The investment strategy of Lemanik Global Strategy Fund is therefore aimed at taking advantage of these important forex scenarios that are emerging and that should significantly alter the behavior and trends of financial markets. In particular I expect in the coming months a strengthening Euro and JPY against the USD, a significant recovery of EM and Chinese asset classes, and a negative impact on the Eurostoxx and Nikkei following the correction of competitive devaluations (or a pronounced underperformance). As for the American stock market index (SPX 500) I do not see at the time the potential to recover the upward trend and I expect a period of lateral movement still characterized by some volatility in a broad trading range.

If the Fed decides to raise interest rates in this scenario, even though I do not see the conditions, the reaction immediately following it would still be a fall of the USD and a rise in Treasuries.
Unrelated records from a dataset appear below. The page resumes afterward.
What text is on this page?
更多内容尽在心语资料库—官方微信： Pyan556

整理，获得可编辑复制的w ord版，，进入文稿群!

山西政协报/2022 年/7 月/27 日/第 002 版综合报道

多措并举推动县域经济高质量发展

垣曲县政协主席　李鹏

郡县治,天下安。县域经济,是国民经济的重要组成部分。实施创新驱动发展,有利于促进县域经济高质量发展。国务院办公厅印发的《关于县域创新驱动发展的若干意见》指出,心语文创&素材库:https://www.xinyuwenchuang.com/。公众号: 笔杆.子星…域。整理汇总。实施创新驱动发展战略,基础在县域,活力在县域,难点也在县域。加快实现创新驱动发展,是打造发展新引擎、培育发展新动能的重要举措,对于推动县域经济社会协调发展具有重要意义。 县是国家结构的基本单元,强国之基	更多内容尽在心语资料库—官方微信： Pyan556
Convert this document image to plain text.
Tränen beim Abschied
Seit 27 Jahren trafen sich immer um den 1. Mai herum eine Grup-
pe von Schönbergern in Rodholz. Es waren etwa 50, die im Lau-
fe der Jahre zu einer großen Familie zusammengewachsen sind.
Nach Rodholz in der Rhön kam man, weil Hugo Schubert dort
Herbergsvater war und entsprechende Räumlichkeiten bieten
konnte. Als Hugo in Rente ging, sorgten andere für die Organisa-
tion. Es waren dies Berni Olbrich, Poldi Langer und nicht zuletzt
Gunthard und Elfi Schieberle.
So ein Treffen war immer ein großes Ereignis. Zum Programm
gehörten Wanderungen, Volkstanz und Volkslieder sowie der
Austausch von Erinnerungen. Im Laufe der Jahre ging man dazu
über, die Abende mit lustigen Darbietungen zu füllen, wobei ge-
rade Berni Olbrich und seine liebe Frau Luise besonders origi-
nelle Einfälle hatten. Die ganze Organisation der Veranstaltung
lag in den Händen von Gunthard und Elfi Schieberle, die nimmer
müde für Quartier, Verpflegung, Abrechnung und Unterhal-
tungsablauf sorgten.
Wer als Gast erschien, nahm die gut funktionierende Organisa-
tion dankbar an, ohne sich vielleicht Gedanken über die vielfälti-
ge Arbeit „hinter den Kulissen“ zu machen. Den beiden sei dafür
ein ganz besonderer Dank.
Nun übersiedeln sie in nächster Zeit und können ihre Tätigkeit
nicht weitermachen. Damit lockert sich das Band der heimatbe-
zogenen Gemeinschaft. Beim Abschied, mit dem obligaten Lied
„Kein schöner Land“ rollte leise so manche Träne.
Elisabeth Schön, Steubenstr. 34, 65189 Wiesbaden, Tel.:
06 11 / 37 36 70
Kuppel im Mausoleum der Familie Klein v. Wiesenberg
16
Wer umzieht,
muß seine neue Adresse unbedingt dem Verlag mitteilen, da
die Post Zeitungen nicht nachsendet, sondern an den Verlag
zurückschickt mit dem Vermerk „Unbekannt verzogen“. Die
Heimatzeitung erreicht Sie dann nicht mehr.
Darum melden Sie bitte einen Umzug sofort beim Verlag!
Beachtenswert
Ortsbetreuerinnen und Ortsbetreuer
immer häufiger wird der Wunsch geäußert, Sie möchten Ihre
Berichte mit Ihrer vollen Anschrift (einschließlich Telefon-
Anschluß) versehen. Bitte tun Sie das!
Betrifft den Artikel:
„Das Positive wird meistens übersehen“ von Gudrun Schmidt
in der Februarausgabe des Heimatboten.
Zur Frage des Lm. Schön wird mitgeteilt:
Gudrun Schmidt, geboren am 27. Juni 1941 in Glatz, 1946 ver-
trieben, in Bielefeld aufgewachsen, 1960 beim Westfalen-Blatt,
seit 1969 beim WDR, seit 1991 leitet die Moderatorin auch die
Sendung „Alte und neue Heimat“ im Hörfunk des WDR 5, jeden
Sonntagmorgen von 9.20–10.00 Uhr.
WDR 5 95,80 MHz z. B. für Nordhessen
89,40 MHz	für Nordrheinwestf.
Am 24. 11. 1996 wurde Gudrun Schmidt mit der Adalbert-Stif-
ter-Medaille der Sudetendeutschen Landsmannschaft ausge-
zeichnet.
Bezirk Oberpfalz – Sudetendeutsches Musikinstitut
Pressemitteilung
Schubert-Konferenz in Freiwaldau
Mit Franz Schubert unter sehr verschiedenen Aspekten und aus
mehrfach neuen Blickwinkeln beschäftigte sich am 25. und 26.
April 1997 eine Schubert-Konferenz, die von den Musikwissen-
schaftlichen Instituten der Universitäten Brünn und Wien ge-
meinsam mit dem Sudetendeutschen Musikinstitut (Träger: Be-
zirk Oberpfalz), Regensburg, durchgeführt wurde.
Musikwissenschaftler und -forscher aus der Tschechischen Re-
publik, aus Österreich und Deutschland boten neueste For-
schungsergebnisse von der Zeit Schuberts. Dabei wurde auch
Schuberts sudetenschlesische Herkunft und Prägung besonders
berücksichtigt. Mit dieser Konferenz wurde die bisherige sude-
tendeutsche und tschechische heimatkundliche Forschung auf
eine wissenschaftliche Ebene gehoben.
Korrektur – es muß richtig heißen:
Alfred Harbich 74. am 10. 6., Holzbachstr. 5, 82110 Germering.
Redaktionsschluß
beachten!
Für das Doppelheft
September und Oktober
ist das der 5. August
The fundamental reason is that the US Central Bank is not in a position to initiate a monetary policy of rising interest rates in a continuous way and the likelihood that this adjustment could be a one and only case for a long time is quite high.

We have significantly reduced our short positions on the Canadian and Australian stock markets, but overall the underlying strategy remains negative for these stock markets, neutral on Europe and the US, positive on EM and China in line with the strategic vision on the currency front. The recent recovery of stock markets is still extremely vulnerable and exposed to significant backsliding to the low levels reached in August.

Monetary authorities, who have tried pushing increasingly on risk appetite, must now decide who and what to sacrifice for a potential return to stability: 1) protect and defend the Chinese peg pulling down the USD but sacrificing in part the policies pursued by ECB and BOJ, 2) safeguard the ECB and BOJ but sacrificing Asia, China and Emerging Markets to financial instability, with obvious repercussions for G3 markets.

Sometimes difficult choices take time to be implemented but the more time passes, the more they become inevitable and implicit costs are destined to rise.